The US diktat to all countries importing oil from Iran, including India, to stop these imports by November in enforcement of sanctions against the Iranians is a retrograde move that smacks of strong-arm tactics to isolate streams of Iranian funding.
Just as many earlier moves of US President Donald Trump, including the repudiation of the Paris climate deal and of the US-Iran nuclear deal, have evoked strong condemnation in the international community, some overt and some covert, this move too would raise the hackled in world capitals.
But Trump, a queer head of State of the world’s lone superpower is unfazed even as he moves on with his atrocious diplomacy that takes delight in rubbing other countries on the wrong side and in thumbing down agreements that his predecessor Barack Obama contributed to in high measure.
During 2011-2015, India had reduced its purchases of Iranian oil at some cost to its own development to receive from the US administration exemptions from sanctions. Subsequently, India increased oil purchases from Iran to nearly pre-2012 levels after sanctions were lifted, and in May 2016 New Delhi agreed to transfer to Iran about $6.5 billion that it owed for Iranian oil shipments but which was held up for payment due to sanctions.
Trump’s aides ruled out any exemption to India and Indian companies from its re-imposed Iranian sanctions regime for them carrying out any transaction with Iran. The earlier Obama regime had allowed India to import Iranian oil on an appeal from New Delhi. The current Trump stance underlines the difficulties of dealing with the US under Trump.
China, which is already facing a grim challenge in the shape of greatly enhanced US import duties on Chinese goods will also be severely affected if it is forced to stop oil imports from Iran.
Evidently, Trump is targeting China and India to cripple their economies and laugh all the way to the World Bank. In Europe, Germany in particular is the target of Trump’s envious attention.
But in taking on the whole world, Trump is destroying the American image abroad of a superpower that draws respect and admiration.
Responding to questions, the State Department official said these countries that import oil from Iran should start reducing such import now and bring it to zero by November 4. "Without question, they should be reduced. That's what we've been telling them in our bilateral meetings. They should be preparing, now, to go to zero (by November 4)," he said.
In a recent report, the bipartisan Congressional Research Service (CRS) said India's position has generally been that it will only enforce sanctions authorised by UN Security Council resolutions, “rendering it likely that India will resist US efforts to compel it to comply with reimposed US sanctions such as those that mandate cuts in oil purchases from Iran."
As such, this could emerge as a major topic of discussion between India and the US during the first 2+2 dialogue next week.

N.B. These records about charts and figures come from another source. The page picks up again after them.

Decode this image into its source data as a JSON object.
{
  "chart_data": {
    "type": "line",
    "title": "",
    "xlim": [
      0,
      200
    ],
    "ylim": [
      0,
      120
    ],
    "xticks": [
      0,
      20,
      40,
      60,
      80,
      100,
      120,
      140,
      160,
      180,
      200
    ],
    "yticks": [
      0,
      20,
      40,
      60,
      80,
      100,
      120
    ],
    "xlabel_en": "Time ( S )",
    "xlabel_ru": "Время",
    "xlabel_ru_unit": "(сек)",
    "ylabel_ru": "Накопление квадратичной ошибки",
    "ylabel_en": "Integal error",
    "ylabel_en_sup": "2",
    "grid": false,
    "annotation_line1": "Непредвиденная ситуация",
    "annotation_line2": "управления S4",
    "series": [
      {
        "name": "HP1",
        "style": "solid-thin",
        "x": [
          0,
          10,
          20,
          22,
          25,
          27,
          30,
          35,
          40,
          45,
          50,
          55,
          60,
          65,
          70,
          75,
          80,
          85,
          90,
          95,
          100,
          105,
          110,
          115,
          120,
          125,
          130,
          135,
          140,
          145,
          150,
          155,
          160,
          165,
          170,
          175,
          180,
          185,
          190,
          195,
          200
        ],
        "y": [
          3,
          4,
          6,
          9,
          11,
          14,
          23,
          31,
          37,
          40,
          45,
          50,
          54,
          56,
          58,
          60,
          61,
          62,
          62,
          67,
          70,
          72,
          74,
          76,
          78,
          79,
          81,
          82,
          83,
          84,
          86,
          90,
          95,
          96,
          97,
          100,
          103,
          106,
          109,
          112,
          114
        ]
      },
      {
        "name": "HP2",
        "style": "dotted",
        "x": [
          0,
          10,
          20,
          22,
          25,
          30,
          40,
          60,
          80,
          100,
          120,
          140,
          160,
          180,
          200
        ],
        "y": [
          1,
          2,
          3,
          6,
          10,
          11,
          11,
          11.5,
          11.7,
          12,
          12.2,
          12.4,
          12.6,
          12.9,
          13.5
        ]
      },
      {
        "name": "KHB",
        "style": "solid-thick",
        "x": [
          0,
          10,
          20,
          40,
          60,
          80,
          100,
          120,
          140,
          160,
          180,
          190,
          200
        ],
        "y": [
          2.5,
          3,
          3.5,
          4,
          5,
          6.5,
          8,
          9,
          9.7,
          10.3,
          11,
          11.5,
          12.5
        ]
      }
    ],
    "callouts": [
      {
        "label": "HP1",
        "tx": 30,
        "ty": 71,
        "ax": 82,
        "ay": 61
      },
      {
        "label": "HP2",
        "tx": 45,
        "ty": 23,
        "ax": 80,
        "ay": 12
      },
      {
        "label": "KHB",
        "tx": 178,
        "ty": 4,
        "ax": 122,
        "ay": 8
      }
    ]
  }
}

External Affairs Minister Sushma Swaraj and Defence Minister Nirmala Sitharaman would be in the US next week for talks with their US counterparts Secretary of State Mike Pompeo and Defence Secretary James Mattis. That the US has said there will be no exemptions, indicates that they will fail to cut much ice.
The two Indian ministers would be left thrashing out the hike in import duties on steel and aluminium which too is a major bone of contention with the Trump administration.

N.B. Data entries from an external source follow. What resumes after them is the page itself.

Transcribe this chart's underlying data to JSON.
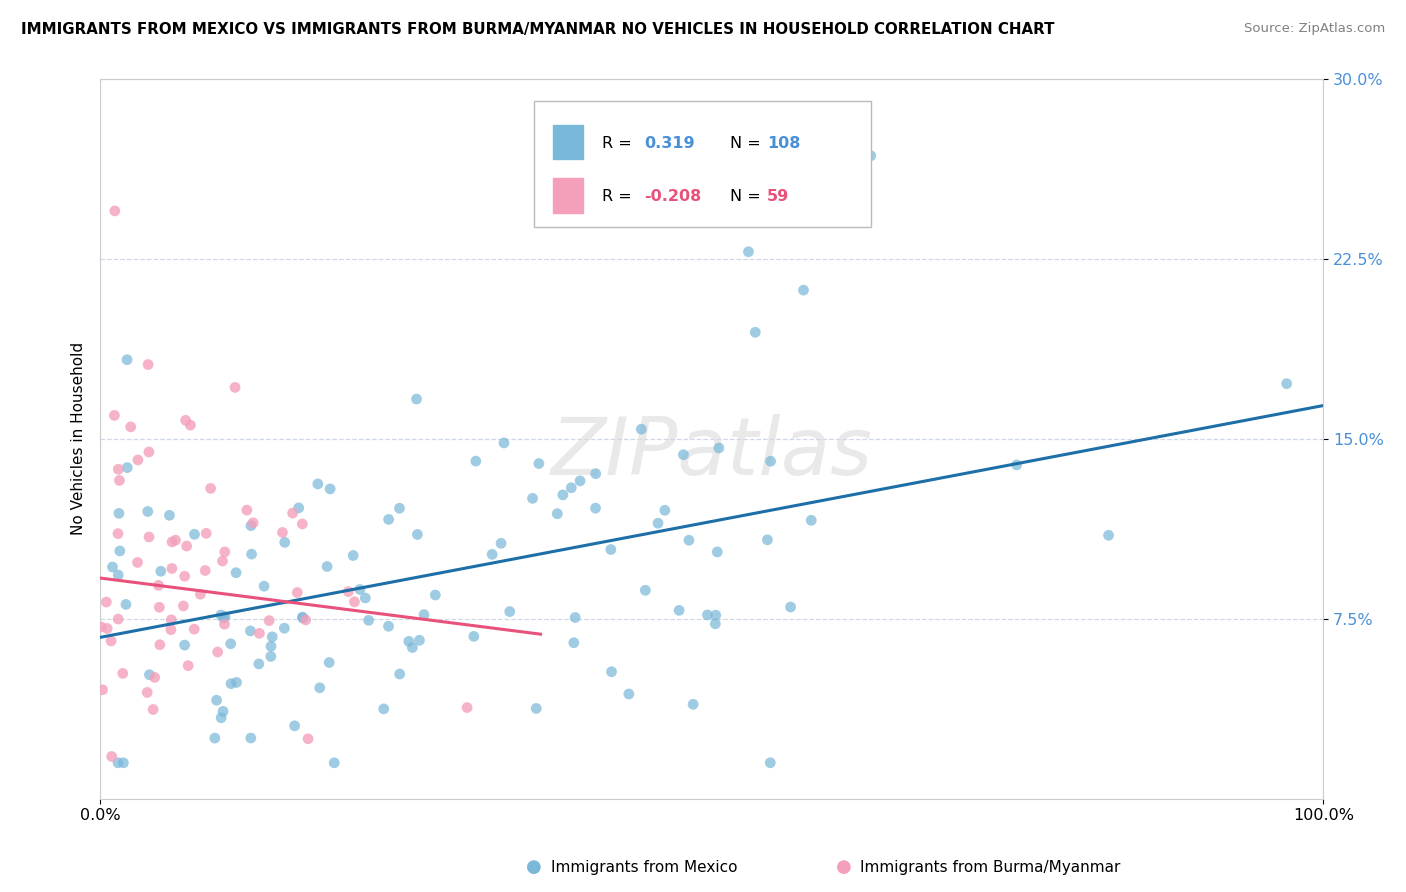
{
  "title": "IMMIGRANTS FROM MEXICO VS IMMIGRANTS FROM BURMA/MYANMAR NO VEHICLES IN HOUSEHOLD CORRELATION CHART",
  "source": "Source: ZipAtlas.com",
  "ylabel": "No Vehicles in Household",
  "xlim": [
    0.0,
    1.0
  ],
  "ylim": [
    0.0,
    0.3
  ],
  "ytick_vals": [
    0.075,
    0.15,
    0.225,
    0.3
  ],
  "ytick_labels": [
    "7.5%",
    "15.0%",
    "22.5%",
    "30.0%"
  ],
  "xtick_vals": [
    0.0,
    1.0
  ],
  "xtick_labels": [
    "0.0%",
    "100.0%"
  ],
  "mexico_color": "#7ab8d9",
  "burma_color": "#f4a0bb",
  "mexico_line_color": "#1e6fa8",
  "burma_line_color": "#e8527a",
  "mexico_R": 0.319,
  "mexico_N": 108,
  "burma_R": -0.208,
  "burma_N": 59,
  "watermark": "ZIPatlas",
  "legend_mexico": "Immigrants from Mexico",
  "legend_burma": "Immigrants from Burma/Myanmar",
  "ytick_color": "#4a90d9",
  "grid_color": "#d0d8e8",
  "spine_color": "#cccccc"
}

Already, with the recent Xi Jinping summit with Prime Minister Modi there are signs that India and China are moving closer on economic issues at the expense of the US which is facing resistance from Europe too.
The effect on international oil prices of the prospect of larger than expected loss of Iranian oil supply this winter also cannot be ignored. Oil prices climbed more than 3.5 per cent in New York as apprehensions grew.